Robert Cray's intelligent lyrics add a twist to the blues that has not been seen before. Instead of negative, sexist lyrics blaming women for all the world's ills, he writes tongue-in-cheek songs like "I Guess I Showed Her," about a man who leaves his life on suspicion (not proof) of adultery, only to wind up in a nasty hotel room -- but he showed her! Another example of this twist is "Right Next Door (Because of Me)." In this song, he describes the anguish a man goes through after causing the breakup of the couple next door by having an affair with the wife. Instead of boasting, the man in the song is sorry for the pain he has caused through his inappropriate actions.
It is also easy to see why Cray is one of Eric Clapton's favorite guitarists. His plucky, stinging style of playing is very expressive. He doesn't use a lot of legato, so each note stands out as clearly separate from the others surrounding it, which conveys feelings of pent-up passion or frustration very well. When the notes come out, it is almost like they are exploding from the guitar, shooting out in a staccato array like a whole string of firecrackers, each one a distinct pop, but linked to the others by a fuse. He tends to play in the bridge or bridge-and-middle positions of his Stratocaster, which contributes to the sharp, bright sound of his playing. It sounds like he uses predominantly bare fingers to play, as well, though I have never actually seen him in concert to confirm this.
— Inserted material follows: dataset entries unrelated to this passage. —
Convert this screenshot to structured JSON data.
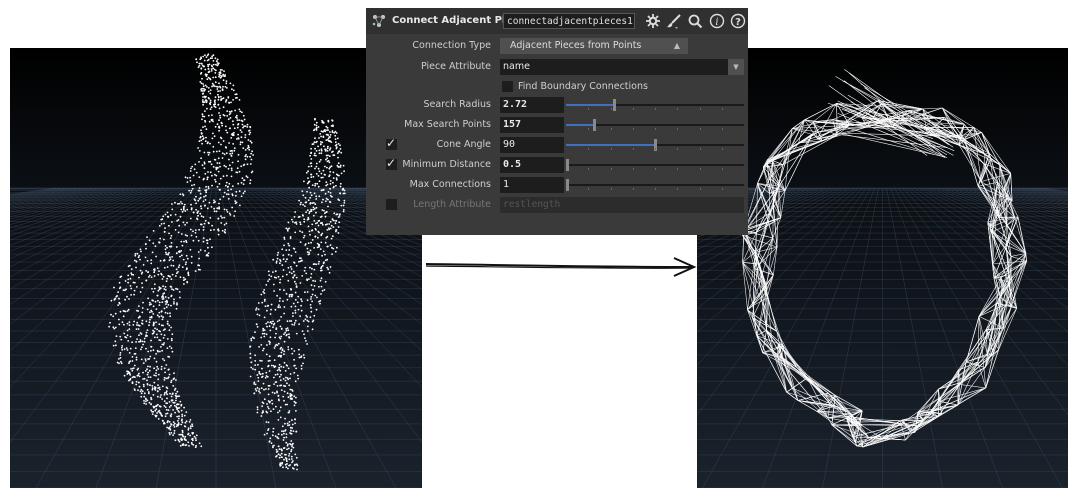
{
  "node": {
    "title": "Connect Adjacent Pieces",
    "name": "connectadjacentpieces1"
  },
  "parameters": {
    "connection_type": {
      "label": "Connection Type",
      "value": "Adjacent Pieces from Points"
    },
    "piece_attribute": {
      "label": "Piece Attribute",
      "value": "name"
    },
    "find_boundary": {
      "label": "Find Boundary Connections",
      "checked": false
    },
    "search_radius": {
      "label": "Search Radius",
      "value": "2.72",
      "slider_fraction": 0.27
    },
    "max_search_points": {
      "label": "Max Search Points",
      "value": "157",
      "slider_fraction": 0.16
    },
    "cone_angle": {
      "label": "Cone Angle",
      "value": "90",
      "enabled": true,
      "slider_fraction": 0.5
    },
    "minimum_distance": {
      "label": "Minimum Distance",
      "value": "0.5",
      "enabled": true,
      "slider_fraction": 0.0
    },
    "max_connections": {
      "label": "Max Connections",
      "value": "1",
      "slider_fraction": 0.0
    },
    "length_attribute": {
      "label": "Length Attribute",
      "value": "restlength",
      "enabled": false
    }
  },
  "colors": {
    "panel_bg": "#3a3a3a",
    "field_bg": "#1d1d1d",
    "slider_fill": "#3f6fbf",
    "viewport_bg": "#000000",
    "grid": "#4a5a70",
    "points": "#ffffff"
  },
  "icons": [
    "node-icon",
    "gear-icon",
    "brush-icon",
    "magnifier-icon",
    "info-icon",
    "help-icon",
    "chevron-down-icon",
    "checkmark-icon",
    "right-arrow-icon"
  ]
}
His chord progressions allow for standard blues pentatonic soloing, but don't necessarily follow the everpresent twelve bar I-IV-V blues progression. He rarely strums his chords; instead he arpeggios them or plucks them with all his fingers in rapid succession to provide a light but driving rhythm.
All of these elements combine to give this album a sound that is unmistakably blues, but fresh and energetic blues. Perhaps this is because he grew up in Seattle, away from the blues centers of Chicago and the south. His sound seems to be more influenced by Chicago blues than anything else, but it still deviates from that trademark style.